A simple oral rinse could detect head and neck squamous cell carcinoma (HNSCC) by showing elevations in CD44, a protein that is a potential biomarker for HNSCC, and also CD44 hypermethylation
LOS ANGELESA simple oral rinse could detect head and neck squamous cell carcinoma (HNSCC) by showing elevations in CD44, a protein that is a potential biomarker for HNSCC, and also CD44 hypermethylation, investigators reported at the 2007 American Association for Cancer Research annual meeting (abstract 3506).
"Our study has shown that an oral rinse test that is simple enough to be administered at any community health center is likely to detect cancer nearly 90% of the time," said Elizabeth Franzmann, MD, assistant professor of otolaryngology, University of Miami Sylvester Comprehensive Cancer Center, Miami.
While CD44 exists on the surface of cells in healthy tissue, the protein is elevated at least sevenfold in head and neck cancer. The oral rinse flushes out CD44 by washing over the cellular membranes of interest in the throat and mouth, she explained.
At a press conference, Dr. Franzmann noted that the primary risk factors for head and neck cancer are tobacco and alcohol use. "Over 50 million people fall into this group, but we are not screening for this," she said. The "swish and gargle" test is even simpler than screening for prostate cancer with PSA and cervical cancer with Pap smears, she said, and has a comparable sensitivity and specificity.
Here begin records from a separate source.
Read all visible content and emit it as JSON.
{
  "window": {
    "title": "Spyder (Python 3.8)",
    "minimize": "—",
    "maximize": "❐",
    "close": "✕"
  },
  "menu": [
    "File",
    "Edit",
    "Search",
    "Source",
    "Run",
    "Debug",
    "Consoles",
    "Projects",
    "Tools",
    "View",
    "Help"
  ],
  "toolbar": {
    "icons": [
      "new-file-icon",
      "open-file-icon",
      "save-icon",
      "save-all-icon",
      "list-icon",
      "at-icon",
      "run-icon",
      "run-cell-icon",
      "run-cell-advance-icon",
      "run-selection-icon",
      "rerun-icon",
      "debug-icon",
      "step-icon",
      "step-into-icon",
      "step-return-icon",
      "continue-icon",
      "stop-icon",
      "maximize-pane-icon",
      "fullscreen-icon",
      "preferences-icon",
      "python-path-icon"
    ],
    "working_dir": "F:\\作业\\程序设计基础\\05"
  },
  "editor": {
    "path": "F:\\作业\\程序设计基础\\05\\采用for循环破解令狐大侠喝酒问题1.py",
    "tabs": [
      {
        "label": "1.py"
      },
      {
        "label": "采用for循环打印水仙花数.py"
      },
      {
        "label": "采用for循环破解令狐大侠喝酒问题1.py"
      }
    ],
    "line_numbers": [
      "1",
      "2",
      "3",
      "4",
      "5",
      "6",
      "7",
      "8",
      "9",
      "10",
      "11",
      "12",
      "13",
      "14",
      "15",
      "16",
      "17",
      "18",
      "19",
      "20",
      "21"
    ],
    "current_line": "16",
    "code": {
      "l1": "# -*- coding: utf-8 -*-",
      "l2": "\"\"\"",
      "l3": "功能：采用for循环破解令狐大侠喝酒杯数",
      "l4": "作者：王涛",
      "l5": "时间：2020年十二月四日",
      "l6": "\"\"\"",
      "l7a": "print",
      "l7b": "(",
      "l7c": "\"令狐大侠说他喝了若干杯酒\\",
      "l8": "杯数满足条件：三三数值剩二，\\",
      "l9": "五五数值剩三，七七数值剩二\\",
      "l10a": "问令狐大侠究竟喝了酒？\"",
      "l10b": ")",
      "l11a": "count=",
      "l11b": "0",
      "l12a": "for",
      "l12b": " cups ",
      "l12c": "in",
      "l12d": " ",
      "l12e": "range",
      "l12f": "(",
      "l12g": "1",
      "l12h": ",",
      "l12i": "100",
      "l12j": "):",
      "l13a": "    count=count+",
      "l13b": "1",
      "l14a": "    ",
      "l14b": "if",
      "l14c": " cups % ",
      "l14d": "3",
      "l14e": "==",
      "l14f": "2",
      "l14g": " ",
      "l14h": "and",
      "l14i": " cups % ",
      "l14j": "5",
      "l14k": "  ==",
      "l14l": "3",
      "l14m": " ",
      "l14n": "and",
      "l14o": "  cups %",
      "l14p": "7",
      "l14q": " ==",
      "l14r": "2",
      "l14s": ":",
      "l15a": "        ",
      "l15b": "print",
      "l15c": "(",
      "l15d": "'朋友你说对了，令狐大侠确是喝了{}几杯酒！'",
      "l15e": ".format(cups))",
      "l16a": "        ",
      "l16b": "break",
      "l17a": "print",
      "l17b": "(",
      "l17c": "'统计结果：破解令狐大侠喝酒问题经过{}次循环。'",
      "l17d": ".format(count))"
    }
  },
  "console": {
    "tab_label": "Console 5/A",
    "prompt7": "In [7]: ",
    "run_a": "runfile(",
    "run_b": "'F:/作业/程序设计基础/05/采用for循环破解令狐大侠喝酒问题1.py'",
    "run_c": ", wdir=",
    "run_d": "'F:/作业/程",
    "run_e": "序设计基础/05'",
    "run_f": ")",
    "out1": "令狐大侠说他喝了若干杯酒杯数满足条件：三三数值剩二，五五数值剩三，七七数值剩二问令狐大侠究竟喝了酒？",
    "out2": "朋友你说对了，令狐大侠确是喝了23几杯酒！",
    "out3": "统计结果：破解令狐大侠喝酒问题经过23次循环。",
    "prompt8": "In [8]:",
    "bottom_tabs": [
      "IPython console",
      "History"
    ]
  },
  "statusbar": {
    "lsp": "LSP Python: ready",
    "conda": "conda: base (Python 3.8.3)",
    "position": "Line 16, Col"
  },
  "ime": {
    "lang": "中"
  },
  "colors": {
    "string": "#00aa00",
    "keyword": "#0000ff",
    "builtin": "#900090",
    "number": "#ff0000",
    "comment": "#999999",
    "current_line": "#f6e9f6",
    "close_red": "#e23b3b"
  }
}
"We are developing a simple, noninvasive, inexpensive test that reliably detects head and neck cancer before clinically evident disease presents itself. Modifications involving additional markers are in progress and will likely lead to even more accurate testing that can be done in the outpatient setting," she said. Outpatient testing would eliminate lack-of-access issues that are frequent barriers to screening programs. This would be especially valuable for minorities, who are disproportionately affected with head and neck cancer, she noted.
The study attempted to determine if soluble CD44 alone was sufficient to differentiate HNSCC from benign diseases. Oral rinses were collected from 102 head and neck cancer patients and 69 control subjects with benign diseases of the upper aerodigestive tract (UADT) and a history of tobacco or alcohol use, Dr. Franzmann said. The test was also performed on six patients with various grades of UADT squamous cell dysplasia.
The investigators further evaluated CD44 promoter hypermethylation using methylation-specific PCR on oral rinses from 11 HNSCC subjects with false-negative CD44 tests (low soluble CD44 levels) and 11 control patients matched for risk factor behavior, demographics, and soluble CD44 level.
Mean salivary soluble CD44 levels were 24.4 ng/mL for HNSCC patients, compared with 9.9 ng/mL for control subjects with benign disease (P < .0001). "After controlling for potential confounders, we found that soluble CD44 levels were elevated in head and neck cancer patients regardless of risk behavior or demographic factors," Dr. Franzmann reported.
Depending on the cut-points and HNSCC site, sensitivity ranged from 62% to 70%, and specificity from 75% to 88%. Fifty percent of patients without invasive disease had elevated soluble CD44 levels that were associated with either the presence of dysplasia or imminent malignant progression.
In the hypermethylation pilot study, 9 of 11 HNSCC patients with low soluble CD44 levels vs none of 11 control subjects demonstrated CD44 promoter hypermethylation. This suggests that in HNSCC patients, when soluble CD44 levels are low, CD44 hypermethylation is usually present. Since controls did not show CD44 hypermethylation, this marker in combination with the soluble CD44 test may significantly increase sensitivity without adversely affecting specificity, Dr. Franzmann suggested.